Son exaltation m’épouvantait… Et cette vie qu’il m’offrait — à laquelle il semblait croire… Un gémissement m’échappa.
« Vous me torturez, François… vous me torturez… »
Il s’était rapproché de moi — j’entendais craquer ses mains serrées l’une contre l’autre.
« Songez donc que c’est lui… lui, Philippe, qui vous a prise à moi… Songez que ma mère vous avait choisie, elle qui savait que je devais vous aimer… Songez que s’il n’était pas venu, comme un enfant, se jeter à la traverse… ou que si j’étais revenu, moi, quatre mois plus tôt… sans ce malheureux voyage à Java… depuis six ou sept ans vous seriez ma femme… j’aurais toujours près de moi vos chers yeux, votre chère petite figure… votre petite âme que je connais si bien… et qui me connaît aussi… Et vous voulez que je vive avec cette idée-là, qui me poursuit jour et nuit ?… Vous voulez que je renonce à essayer de vous reprendre… maintenant que je suis seul au monde… maintenant que ma pauvre maman… »
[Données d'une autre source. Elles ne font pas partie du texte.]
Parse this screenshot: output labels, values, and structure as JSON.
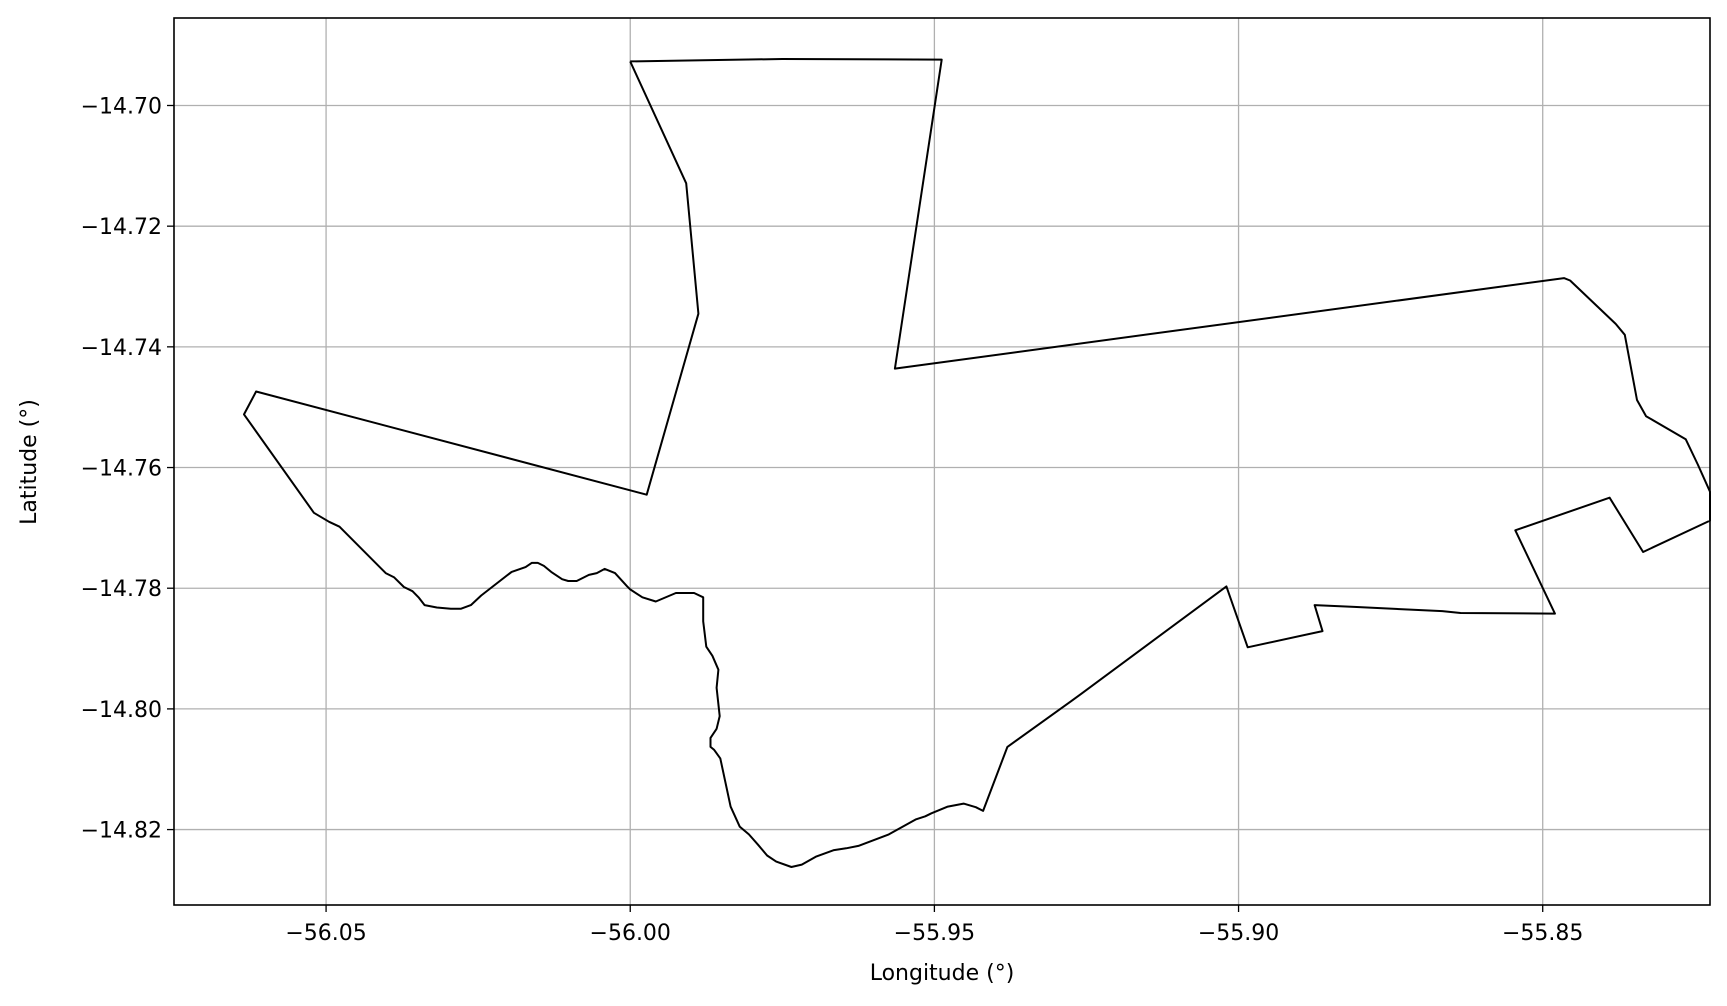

La voix lui manqua — ces larmes qu’il n’avait pas pu verser depuis trois jours l’étouffaient, lui montaient à la gorge en sanglots désespérés. Il se leva brusquement ; il alla se réfugier à l’autre bout du wagon, le front appuyé contre la vitre — je voyais ses épaules remuer convulsivement, je devinais qu’il se mordait les doigts pour s’empêcher de crier… La tête perdue, je le suivis, je vins m’asseoir en face de lui.
« Oh ! je vous en supplie… écoutez-moi… ne pleurez pas… vous me faites mourir de chagrin… J’essayerai… je vous promets d’essayer de parler à… de faire ce que vous me demandez… »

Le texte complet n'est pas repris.